Tuesday, June 20, 2006


Bringing It All Back Home

Urban decay and revitalization, suburban renewal, rural development: all spell change, some good, some bad, and some just plain old ugly. It's been happening everywhere I've lived for as long as I can remember. What amazes me is how we keep struggling to survive, to improve our quality of life, despite entropy and economic forces largely beyond our control. We live together, yet we often live at cross-purposes, with the only physical common ground being shared public spaces. How do we do it? Maybe more importantly, why do we do it?

Marshall Berman takes a long, broad view in All That Is Solid Melts Into Air: The Experience of Modernity, originally published in 1982 but since re-issued. He integrates literature with urban landscaping, architecture, and city planning and social psychology in a thoughtful series of linked essays. He examines the first European cities of the industrial age and moves seamlessly into existentialism via Johann Wolfgang von Goethe, Karl Marx, Charles Baudelaire, Alexander Pushkin, Nikolai Gogol, Fyodor Dostoevsky, French boulevard innovator Georges Eugene Haussmann, and New York highway developer Robert Moses.

Much of Berman's content can be brought to bear on Metro Detroit. It would seem that the keys to Detroit's "renaissance" must include improved transportation infrastructure, a secure environment for economic and personal well-being, lots more people living downtown, and thriving public spaces where people of all classes and backgrounds can mix together without spitting on each other. In Philadelphia, its highly evolved mass transit system promotes commerce and cultural interaction in Center City; for a major city, Detroit's lack of a sophisticated mass transit system is glaring. Realistically, though, it's hard to imagine this being changed, so other approaches must be emphasized. I don't think we would like to abandon Detroit as the Inca did their small city states for unknown reasons ages ago; so, how to keep it alive?




New Orleans and other flood-prone areas in the Deep South are another matter the USA as a whole will have to grapple with. Rationally, shouldn't people pull back to higher ground before the next major hurricanes strike?
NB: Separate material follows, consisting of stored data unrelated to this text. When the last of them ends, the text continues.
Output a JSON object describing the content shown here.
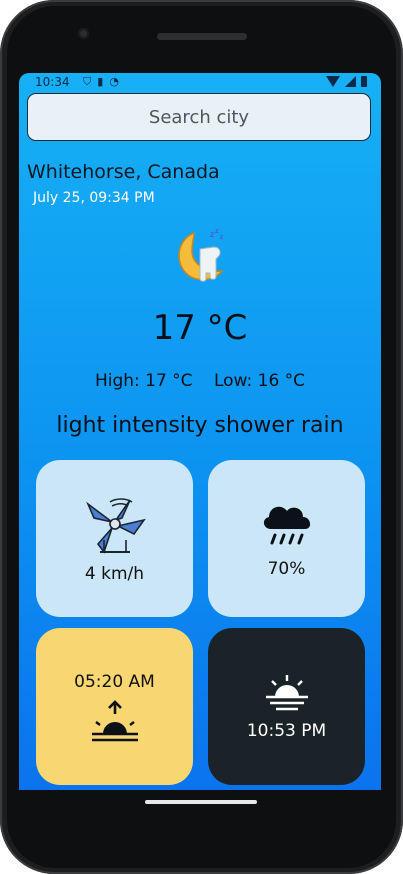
{
  "status_bar": {
    "time": "10:34"
  },
  "search": {
    "placeholder": "Search city"
  },
  "location": {
    "city": "Whitehorse, Canada",
    "datetime": "July 25, 09:34 PM"
  },
  "current": {
    "temperature": "17 °C",
    "high": "High: 17 °C",
    "low": "Low: 16 °C",
    "description": "light intensity shower rain",
    "icon": "moon-night-icon"
  },
  "cards": {
    "wind": {
      "value": "4 km/h",
      "icon": "windmill-icon"
    },
    "humidity": {
      "value": "70%",
      "icon": "rain-cloud-icon"
    },
    "sunrise": {
      "value": "05:20 AM",
      "icon": "sunrise-icon"
    },
    "sunset": {
      "value": "10:53 PM",
      "icon": "sunset-icon"
    }
  },
  "colors": {
    "background_top": "#17b0f5",
    "background_bottom": "#0b73ee",
    "card_light": "#cbe7f7",
    "card_sunrise": "#f8d772",
    "card_sunset": "#1a2428"
  }
}
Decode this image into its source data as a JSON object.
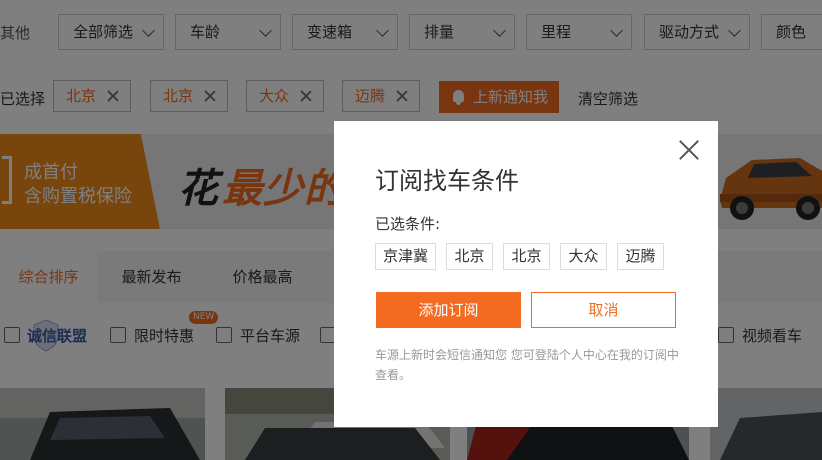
{
  "filters": {
    "other_label": "其他",
    "selects": [
      "全部筛选",
      "车龄",
      "变速箱",
      "排量",
      "里程",
      "驱动方式",
      "颜色"
    ]
  },
  "selected": {
    "label": "已选择",
    "tags": [
      "北京",
      "北京",
      "大众",
      "迈腾"
    ],
    "notify_label": "上新通知我",
    "clear_label": "清空筛选"
  },
  "banner": {
    "line1": "成首付",
    "line2": "含购置税保险",
    "big_a": "花",
    "big_b": "最少的"
  },
  "sort": {
    "tabs": [
      "综合排序",
      "最新发布",
      "价格最高"
    ]
  },
  "checks": {
    "brand": "诚信联盟",
    "items": [
      "限时特惠",
      "平台车源",
      "视频看车"
    ],
    "new_badge": "NEW"
  },
  "modal": {
    "title": "订阅找车条件",
    "subtitle": "已选条件:",
    "conditions": [
      "京津冀",
      "北京",
      "北京",
      "大众",
      "迈腾"
    ],
    "add_label": "添加订阅",
    "cancel_label": "取消",
    "note": "车源上新时会短信通知您 您可登陆个人中心在我的订阅中查看。"
  },
  "colors": {
    "accent": "#f36b21",
    "overlay": "rgba(0,0,0,0.5)"
  }
}
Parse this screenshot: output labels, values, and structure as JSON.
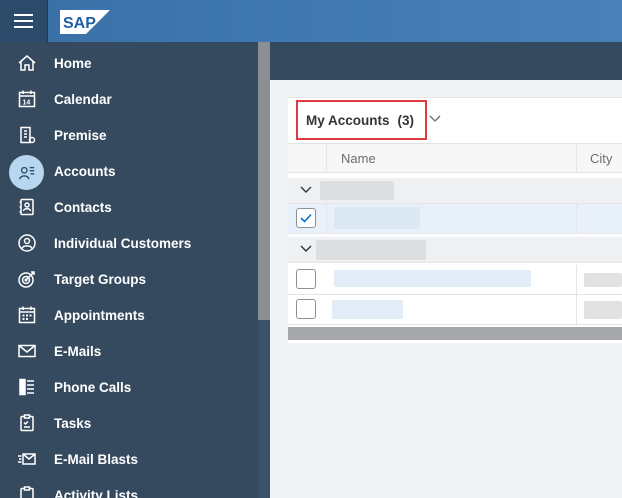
{
  "header": {
    "menu_icon": "hamburger-icon",
    "logo_text": "SAP",
    "brand_color": "#3f77b0"
  },
  "sidebar": {
    "items": [
      {
        "label": "Home",
        "icon": "home-icon"
      },
      {
        "label": "Calendar",
        "icon": "calendar-icon"
      },
      {
        "label": "Premise",
        "icon": "building-icon"
      },
      {
        "label": "Accounts",
        "icon": "accounts-icon",
        "active": true
      },
      {
        "label": "Contacts",
        "icon": "contacts-icon"
      },
      {
        "label": "Individual Customers",
        "icon": "person-circle-icon"
      },
      {
        "label": "Target Groups",
        "icon": "target-icon"
      },
      {
        "label": "Appointments",
        "icon": "appointment-icon"
      },
      {
        "label": "E-Mails",
        "icon": "envelope-icon"
      },
      {
        "label": "Phone Calls",
        "icon": "phone-list-icon"
      },
      {
        "label": "Tasks",
        "icon": "clipboard-icon"
      },
      {
        "label": "E-Mail Blasts",
        "icon": "email-blast-icon"
      },
      {
        "label": "Activity Lists",
        "icon": "activity-list-icon"
      }
    ]
  },
  "view": {
    "title": "My Accounts",
    "count": "(3)"
  },
  "table": {
    "columns": [
      "Name",
      "City"
    ]
  }
}
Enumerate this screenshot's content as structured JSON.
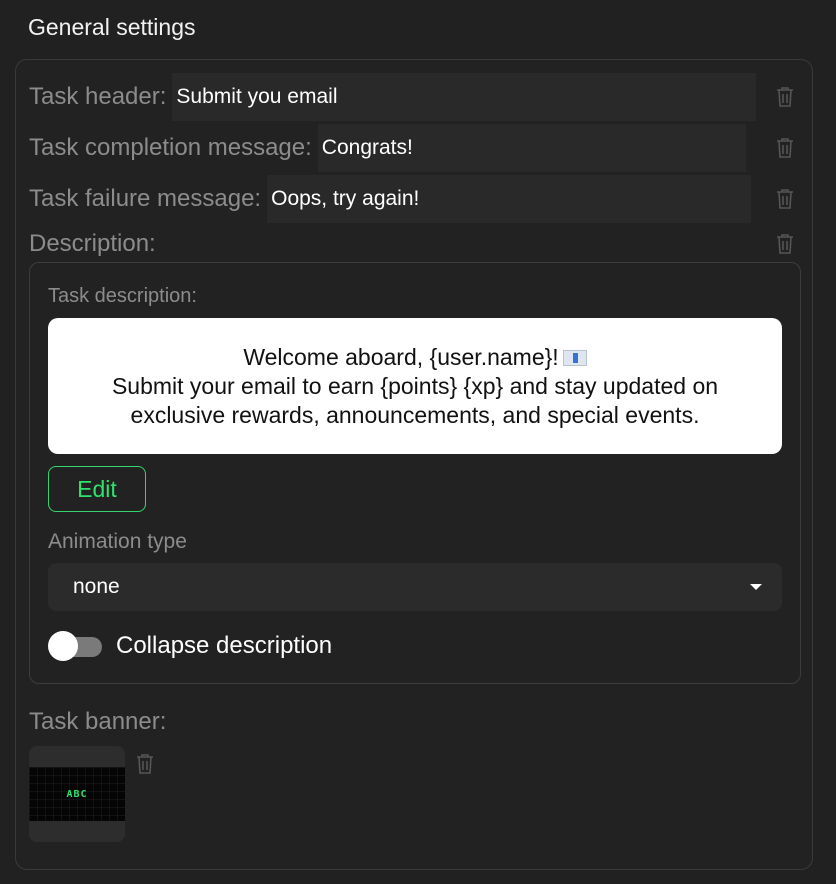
{
  "page": {
    "title": "General settings"
  },
  "fields": {
    "task_header": {
      "label": "Task header:",
      "value": "Submit you email"
    },
    "task_completion": {
      "label": "Task completion message:",
      "value": "Congrats!"
    },
    "task_failure": {
      "label": "Task failure message:",
      "value": "Oops, try again!"
    }
  },
  "description": {
    "label": "Description:",
    "task_description_label": "Task description:",
    "preview_line1": "Welcome aboard, {user.name}!",
    "preview_line2": "Submit your email to earn {points} {xp} and stay updated on",
    "preview_line3": "exclusive rewards, announcements, and special events.",
    "preview_emoji_icon": "envelope-icon",
    "edit_label": "Edit",
    "animation_label": "Animation type",
    "animation_value": "none",
    "collapse_label": "Collapse description",
    "collapse_enabled": false
  },
  "banner": {
    "label": "Task banner:",
    "image_text": "ABC"
  },
  "icons": {
    "delete": "trash-icon",
    "dropdown": "caret-down-icon"
  },
  "colors": {
    "accent": "#2ee26c",
    "background": "#212121",
    "input": "#292929",
    "muted_text": "#8c8c8c"
  }
}
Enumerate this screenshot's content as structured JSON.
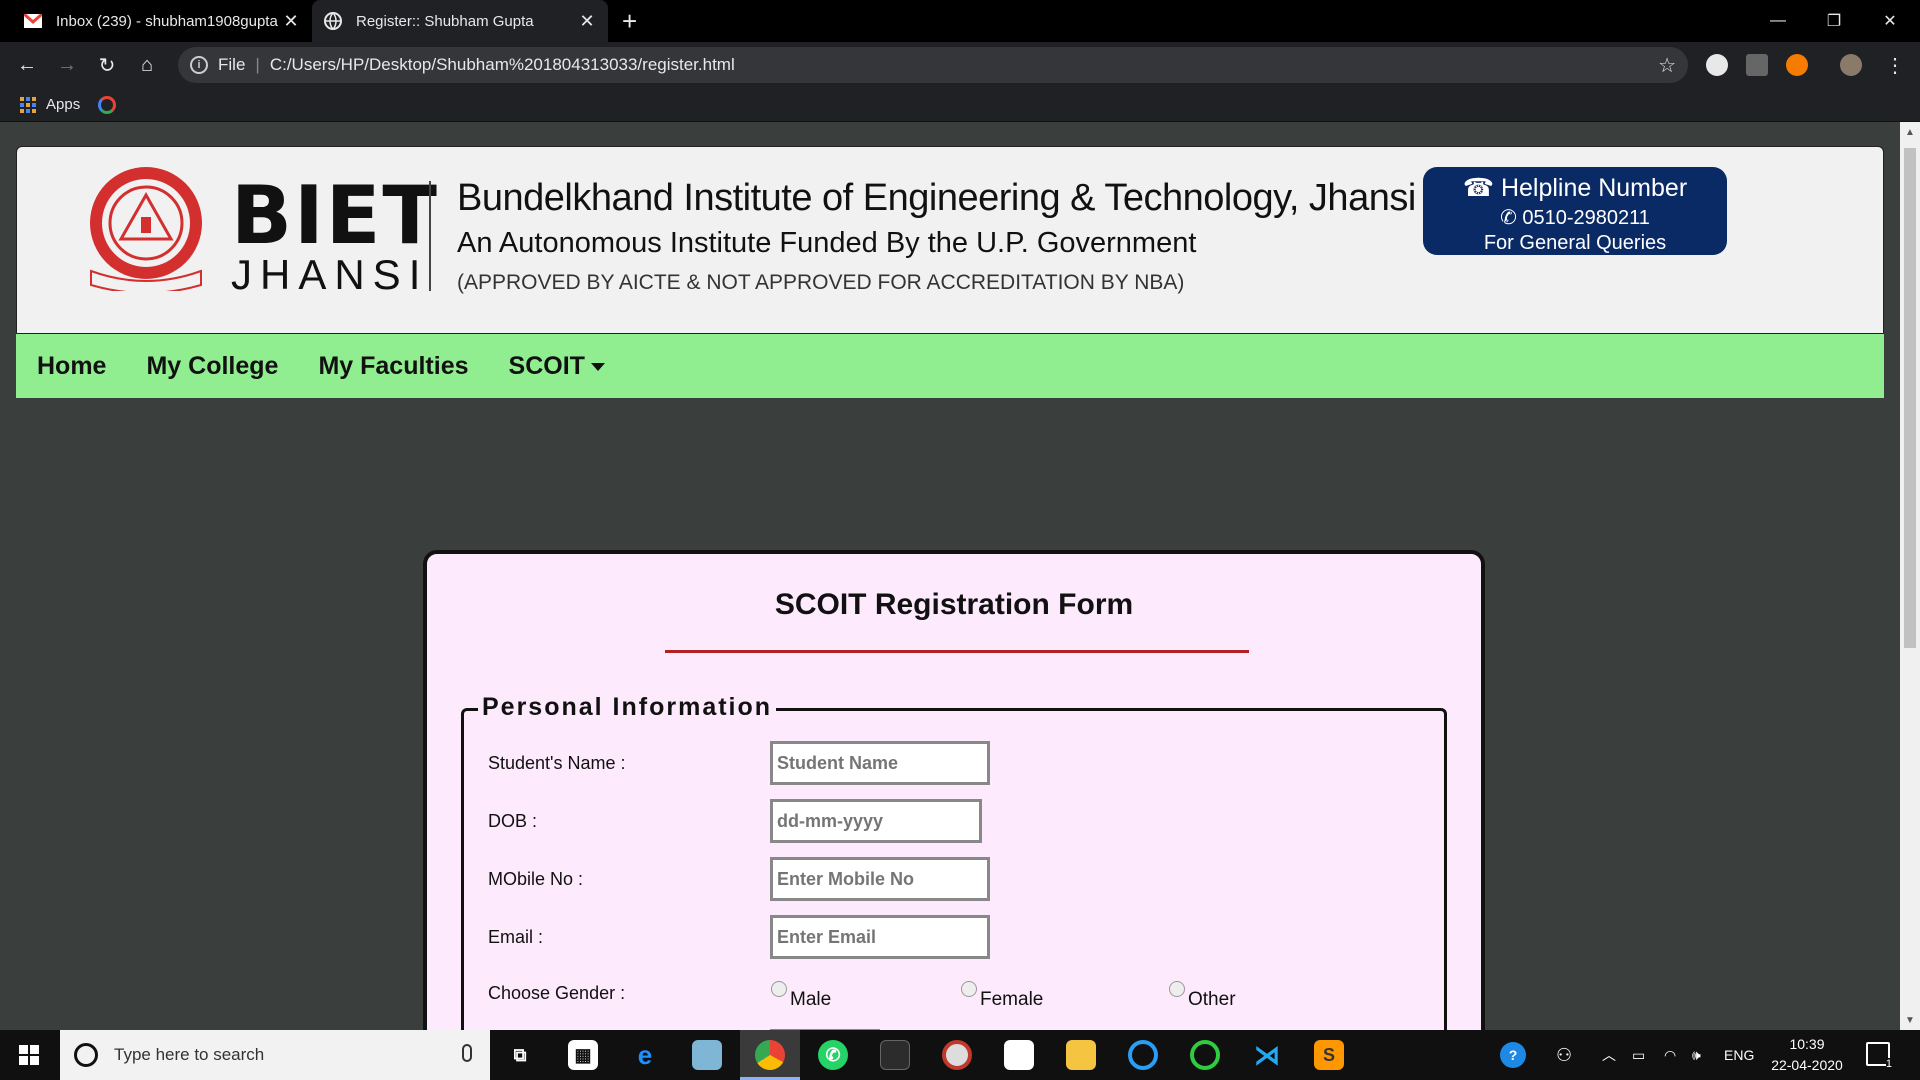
{
  "browser": {
    "tabs": [
      {
        "label": "Inbox (239) - shubham1908gupta",
        "icon": "gmail-icon",
        "active": false
      },
      {
        "label": "Register:: Shubham Gupta",
        "icon": "globe-icon",
        "active": true
      }
    ],
    "new_tab": "+",
    "address_scheme": "File",
    "address_url": "C:/Users/HP/Desktop/Shubham%201804313033/register.html",
    "bookmarks": {
      "apps_label": "Apps"
    }
  },
  "site": {
    "logo_big": "BIET",
    "logo_small": "JHANSI",
    "institute_name": "Bundelkhand Institute of Engineering & Technology, Jhansi",
    "institute_subtitle": "An Autonomous Institute Funded By the U.P. Government",
    "institute_approval": "(APPROVED BY AICTE  & NOT APPROVED FOR ACCREDITATION BY NBA)",
    "helpline": {
      "title": "☎ Helpline Number",
      "number": "✆ 0510-2980211",
      "note": "For General Queries"
    },
    "nav": [
      {
        "label": "Home"
      },
      {
        "label": "My College"
      },
      {
        "label": "My Faculties"
      },
      {
        "label": "SCOIT"
      }
    ]
  },
  "form": {
    "title": "SCOIT Registration Form",
    "legend": "Personal Information",
    "fields": {
      "name": {
        "label": "Student's Name :",
        "placeholder": "Student Name"
      },
      "dob": {
        "label": "DOB :",
        "placeholder": "dd-mm-yyyy"
      },
      "mobile": {
        "label": "MObile No :",
        "placeholder": "Enter Mobile No"
      },
      "email": {
        "label": "Email :",
        "placeholder": "Enter Email"
      },
      "gender": {
        "label": "Choose Gender :",
        "options": [
          "Male",
          "Female",
          "Other"
        ]
      }
    }
  },
  "taskbar": {
    "search_placeholder": "Type here to search",
    "language": "ENG",
    "time": "10:39",
    "date": "22-04-2020",
    "notification_count": "1"
  },
  "colors": {
    "nav_bg": "#90ee90",
    "helpline_bg": "#0a2a66",
    "form_bg": "#fdeafd",
    "page_bg": "#3a3f3e",
    "title_rule": "#b22222"
  }
}
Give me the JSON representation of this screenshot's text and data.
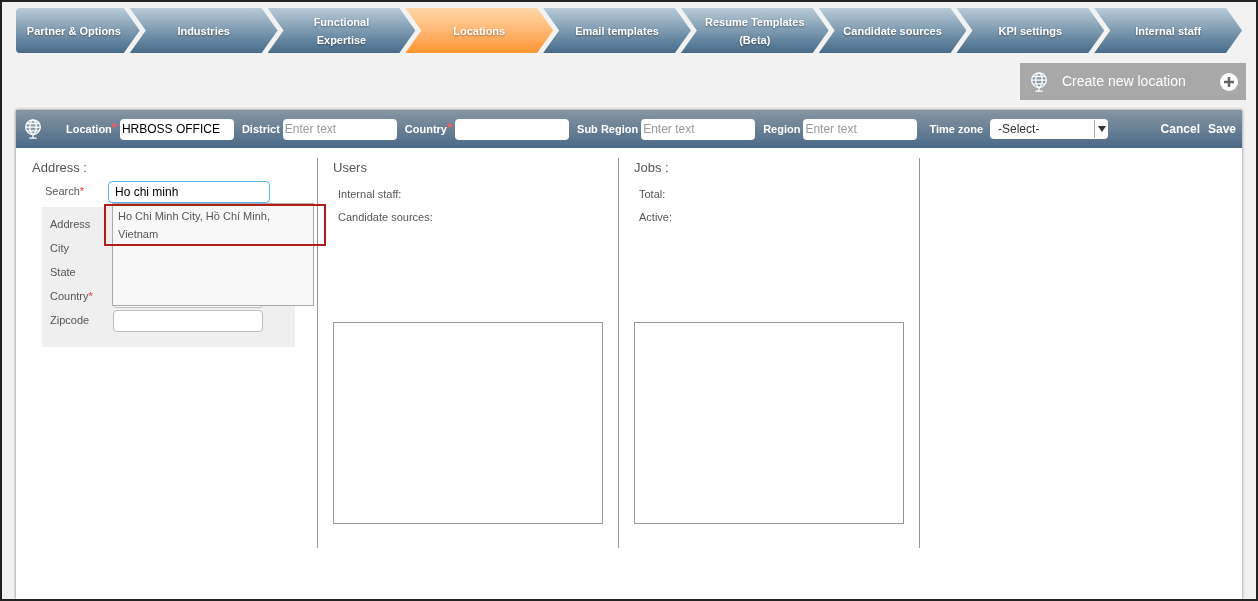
{
  "tabs": [
    {
      "label": "Partner & Options",
      "selected": false
    },
    {
      "label": "Industries",
      "selected": false
    },
    {
      "label": "Functional Expertise",
      "selected": false
    },
    {
      "label": "Locations",
      "selected": true
    },
    {
      "label": "Email templates",
      "selected": false
    },
    {
      "label": "Resume Templates (Beta)",
      "selected": false
    },
    {
      "label": "Candidate sources",
      "selected": false
    },
    {
      "label": "KPI settings",
      "selected": false
    },
    {
      "label": "Internal staff",
      "selected": false
    }
  ],
  "create_button": {
    "label": "Create new location"
  },
  "header": {
    "fields": [
      {
        "kind": "text",
        "label": "Location",
        "required_mark": "*",
        "value": "HRBOSS OFFICE"
      },
      {
        "kind": "text",
        "label": "District",
        "placeholder": "Enter text"
      },
      {
        "kind": "text",
        "label": "Country",
        "required_mark": "*"
      },
      {
        "kind": "text",
        "label": "Sub Region",
        "placeholder": "Enter text"
      },
      {
        "kind": "text",
        "label": "Region",
        "placeholder": "Enter text"
      },
      {
        "kind": "select",
        "label": "Time zone",
        "value": "-Select-"
      }
    ],
    "actions": [
      "Cancel",
      "Save"
    ]
  },
  "address": {
    "title": "Address :",
    "search": {
      "label": "Search",
      "required_mark": "*",
      "value": "Ho chi minh"
    },
    "fields": [
      {
        "label": "Address"
      },
      {
        "label": "City"
      },
      {
        "label": "State"
      },
      {
        "label": "Country",
        "required_mark": "*"
      },
      {
        "label": "Zipcode"
      }
    ],
    "suggestions": [
      {
        "text": "Ho Chi Minh City, Hồ Chí Minh, Vietnam",
        "highlighted": true
      }
    ]
  },
  "users": {
    "title": "Users",
    "lines": [
      "Internal staff:",
      "Candidate sources:"
    ]
  },
  "jobs": {
    "title": "Jobs :",
    "lines": [
      "Total:",
      "Active:"
    ]
  }
}
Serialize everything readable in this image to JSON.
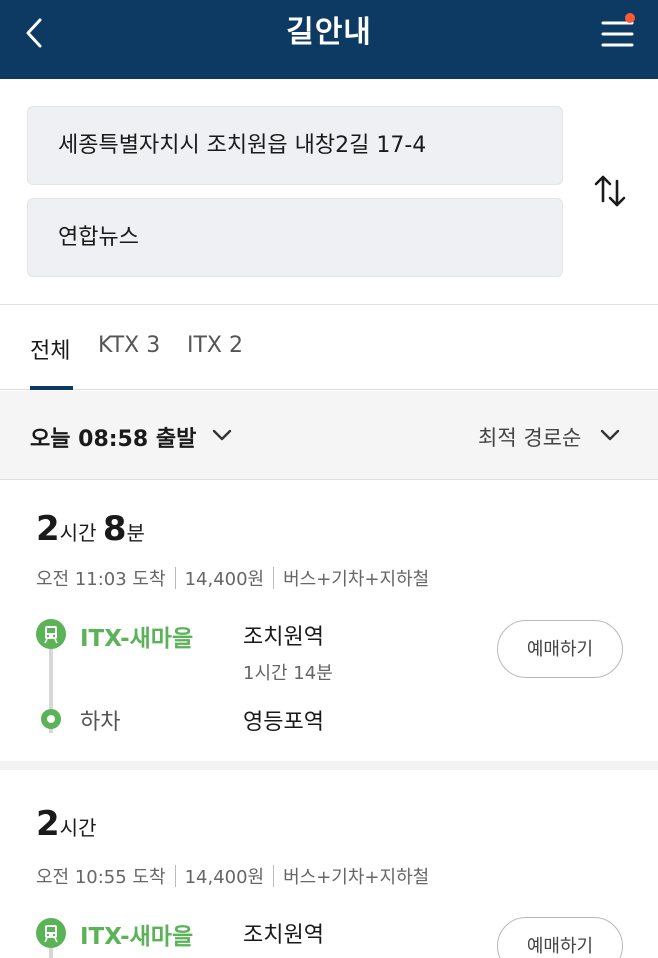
{
  "header": {
    "title": "길안내",
    "back_icon": "chevron-left-icon",
    "menu_icon": "hamburger-menu-icon",
    "notification_color": "#ff5a36",
    "bg_color": "#0c3a63"
  },
  "search": {
    "origin": "세종특별자치시 조치원읍 내창2길 17-4",
    "destination": "연합뉴스",
    "swap_icon": "swap-vertical-icon"
  },
  "tabs": [
    {
      "label": "전체",
      "active": true
    },
    {
      "label": "KTX 3",
      "active": false
    },
    {
      "label": "ITX 2",
      "active": false
    }
  ],
  "filter": {
    "departure": "오늘 08:58 출발",
    "sort": "최적 경로순"
  },
  "routes": [
    {
      "duration_hours": "2",
      "hours_unit": "시간",
      "duration_minutes": "8",
      "minutes_unit": "분",
      "arrival": "오전 11:03 도착",
      "fare": "14,400원",
      "modes": "버스+기차+지하철",
      "train": "ITX-새마을",
      "board_station": "조치원역",
      "ride_time": "1시간 14분",
      "alight_label": "하차",
      "alight_station": "영등포역",
      "book_label": "예매하기"
    },
    {
      "duration_hours": "2",
      "hours_unit": "시간",
      "arrival": "오전 10:55 도착",
      "fare": "14,400원",
      "modes": "버스+기차+지하철",
      "train": "ITX-새마을",
      "board_station": "조치원역",
      "book_label": "예매하기"
    }
  ],
  "colors": {
    "accent_green": "#5bb357",
    "tab_underline": "#0c3a63"
  }
}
Is there any sense in putting trailer parks back in the bayou, or rebuilding flood-ruined areas like Ward Nine of New Orleans? Would it make more sense to protect the French Quarter and other places on higher ground rather than try to slap together a levee system that will crumble as the lower parts of Metro New Orleans slowly sink?



Whatever happens, people keep trying. Since moving to Detroit, I've seen many changes: new sports facilties, casinos, condos, and improvements to the Renaissance Center's base. Also, the demise of Hudson's; Jacobsen's; all those record chains; area drug chains like Perry's; K-Mart; the Daimler-Chrysler deal, and so forth. What next for Detroit and the rest of the country? And the rest of the world, for that matter? Good luck to us!

Ciao!

1 comment:

Cheri said...

I almost wish you could have grown up here, either in my parents times with the riots and my grandfather being a police officer in that mess, or my era, with the 8 Mile jokes and the fear of crossing the border alone.